Au-delà des poignées de main officielles, cette audience marque un tournant : la volonté du Chef de l’État de passer d’une économie de rente à une économie de transformation, en s’appuyant sur des champions africains. Mais pour le citoyen gabonais, une question légitime se pose : Qui est réellement ce partenaire et qu’est-ce que cela va changer concrètement pour le quotidien du peuple ?

Qui est « Atlantic Group » ?
Pour comprendre la portée de cette audience, il faut d’abord lever le voile sur l’identité de ce géant économique. Atlantic Group n’est pas une simple entreprise étrangère venue chercher des contrats. C’est un conglomérat panafricain, fondé par l’homme d’affaires ivoirien Koné Dossongui, une figure emblématique du capitalisme africain.

Pour le Gabonais lambda, ce nom est souvent associé uniquement à la banque, via sa filiale AFG Bank Gabon (Atlantic Financial Group), qui s’est imposée comme un acteur robuste du secteur bancaire national (notamment après la reprise des parts majoritaires de la BICIG).

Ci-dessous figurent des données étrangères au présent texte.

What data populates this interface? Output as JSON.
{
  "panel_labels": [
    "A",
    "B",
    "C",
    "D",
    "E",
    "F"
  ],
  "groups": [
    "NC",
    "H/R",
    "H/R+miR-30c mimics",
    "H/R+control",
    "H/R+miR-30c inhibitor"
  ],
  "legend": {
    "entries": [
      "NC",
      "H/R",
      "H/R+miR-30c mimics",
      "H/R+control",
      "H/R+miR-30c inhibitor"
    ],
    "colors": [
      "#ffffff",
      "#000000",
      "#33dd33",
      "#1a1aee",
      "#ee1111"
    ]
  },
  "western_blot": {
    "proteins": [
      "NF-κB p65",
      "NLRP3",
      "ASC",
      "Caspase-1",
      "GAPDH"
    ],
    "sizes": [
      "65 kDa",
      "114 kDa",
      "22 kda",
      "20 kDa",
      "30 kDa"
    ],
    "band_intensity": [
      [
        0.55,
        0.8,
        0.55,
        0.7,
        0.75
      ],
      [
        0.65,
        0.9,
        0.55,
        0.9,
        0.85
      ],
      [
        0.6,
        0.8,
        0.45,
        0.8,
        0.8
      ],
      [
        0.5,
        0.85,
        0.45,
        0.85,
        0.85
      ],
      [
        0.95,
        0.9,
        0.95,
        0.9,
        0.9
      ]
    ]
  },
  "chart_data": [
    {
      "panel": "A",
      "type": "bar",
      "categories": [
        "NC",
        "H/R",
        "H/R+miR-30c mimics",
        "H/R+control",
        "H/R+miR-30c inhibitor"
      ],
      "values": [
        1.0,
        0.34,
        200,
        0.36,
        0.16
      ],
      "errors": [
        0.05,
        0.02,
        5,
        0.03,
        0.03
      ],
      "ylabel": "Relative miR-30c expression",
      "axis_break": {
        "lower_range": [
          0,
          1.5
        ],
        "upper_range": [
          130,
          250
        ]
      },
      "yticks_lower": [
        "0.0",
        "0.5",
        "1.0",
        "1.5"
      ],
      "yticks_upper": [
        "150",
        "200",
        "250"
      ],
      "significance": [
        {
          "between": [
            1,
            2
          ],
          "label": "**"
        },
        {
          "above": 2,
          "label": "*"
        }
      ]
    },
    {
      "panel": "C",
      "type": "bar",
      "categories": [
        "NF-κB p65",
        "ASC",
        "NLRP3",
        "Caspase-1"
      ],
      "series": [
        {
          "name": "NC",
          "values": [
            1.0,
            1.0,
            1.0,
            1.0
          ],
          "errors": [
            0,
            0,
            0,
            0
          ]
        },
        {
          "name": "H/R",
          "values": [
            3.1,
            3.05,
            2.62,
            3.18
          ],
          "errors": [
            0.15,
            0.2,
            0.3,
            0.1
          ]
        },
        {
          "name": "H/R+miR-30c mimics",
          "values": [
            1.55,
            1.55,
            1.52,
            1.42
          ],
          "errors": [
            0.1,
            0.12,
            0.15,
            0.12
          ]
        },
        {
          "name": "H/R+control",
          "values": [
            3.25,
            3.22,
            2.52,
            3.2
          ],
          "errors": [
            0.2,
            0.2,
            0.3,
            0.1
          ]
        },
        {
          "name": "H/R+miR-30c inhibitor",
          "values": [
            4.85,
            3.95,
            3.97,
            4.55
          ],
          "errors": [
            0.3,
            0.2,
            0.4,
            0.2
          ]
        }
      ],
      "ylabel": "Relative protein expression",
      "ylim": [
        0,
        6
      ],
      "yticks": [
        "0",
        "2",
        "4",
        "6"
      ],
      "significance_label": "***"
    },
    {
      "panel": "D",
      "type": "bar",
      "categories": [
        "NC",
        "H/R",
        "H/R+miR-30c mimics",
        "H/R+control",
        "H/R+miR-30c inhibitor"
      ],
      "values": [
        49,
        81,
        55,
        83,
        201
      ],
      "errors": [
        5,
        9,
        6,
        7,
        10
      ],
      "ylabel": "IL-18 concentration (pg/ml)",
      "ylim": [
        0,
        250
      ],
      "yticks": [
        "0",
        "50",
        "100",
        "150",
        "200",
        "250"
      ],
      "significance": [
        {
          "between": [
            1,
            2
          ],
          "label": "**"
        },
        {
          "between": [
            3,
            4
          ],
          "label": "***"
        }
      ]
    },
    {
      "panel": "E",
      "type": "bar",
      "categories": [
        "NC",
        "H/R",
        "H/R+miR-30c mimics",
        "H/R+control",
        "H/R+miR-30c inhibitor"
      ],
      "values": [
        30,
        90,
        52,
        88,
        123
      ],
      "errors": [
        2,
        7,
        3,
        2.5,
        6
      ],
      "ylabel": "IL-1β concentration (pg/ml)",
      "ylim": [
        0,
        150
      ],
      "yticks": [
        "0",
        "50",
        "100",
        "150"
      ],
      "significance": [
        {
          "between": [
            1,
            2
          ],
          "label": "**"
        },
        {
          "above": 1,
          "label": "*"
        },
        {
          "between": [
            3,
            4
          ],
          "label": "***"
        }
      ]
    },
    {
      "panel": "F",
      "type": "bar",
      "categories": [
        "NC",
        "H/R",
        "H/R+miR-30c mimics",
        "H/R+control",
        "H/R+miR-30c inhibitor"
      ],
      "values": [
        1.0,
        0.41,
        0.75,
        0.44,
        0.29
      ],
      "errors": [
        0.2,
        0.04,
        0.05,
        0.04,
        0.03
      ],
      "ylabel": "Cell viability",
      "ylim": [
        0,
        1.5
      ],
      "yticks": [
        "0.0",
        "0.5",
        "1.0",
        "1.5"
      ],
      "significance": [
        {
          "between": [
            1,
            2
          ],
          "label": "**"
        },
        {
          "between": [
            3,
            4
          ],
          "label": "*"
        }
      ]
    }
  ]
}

Cependant, Atlantic Group est bien plus qu’une banque. C’est une holding diversifiée qui opère dans des secteurs vitaux :

• La Finance : Banques et assurances.
• L’Agro-industrie : Transformation de cacao, minoterie (farine), etc.
• L’Industrie lourde : Cimenterie.
• Les Télécoms et Services.

En recevant ce groupe, le Président de la République ne reçoit pas seulement des banquiers, mais des bâtisseurs industriels.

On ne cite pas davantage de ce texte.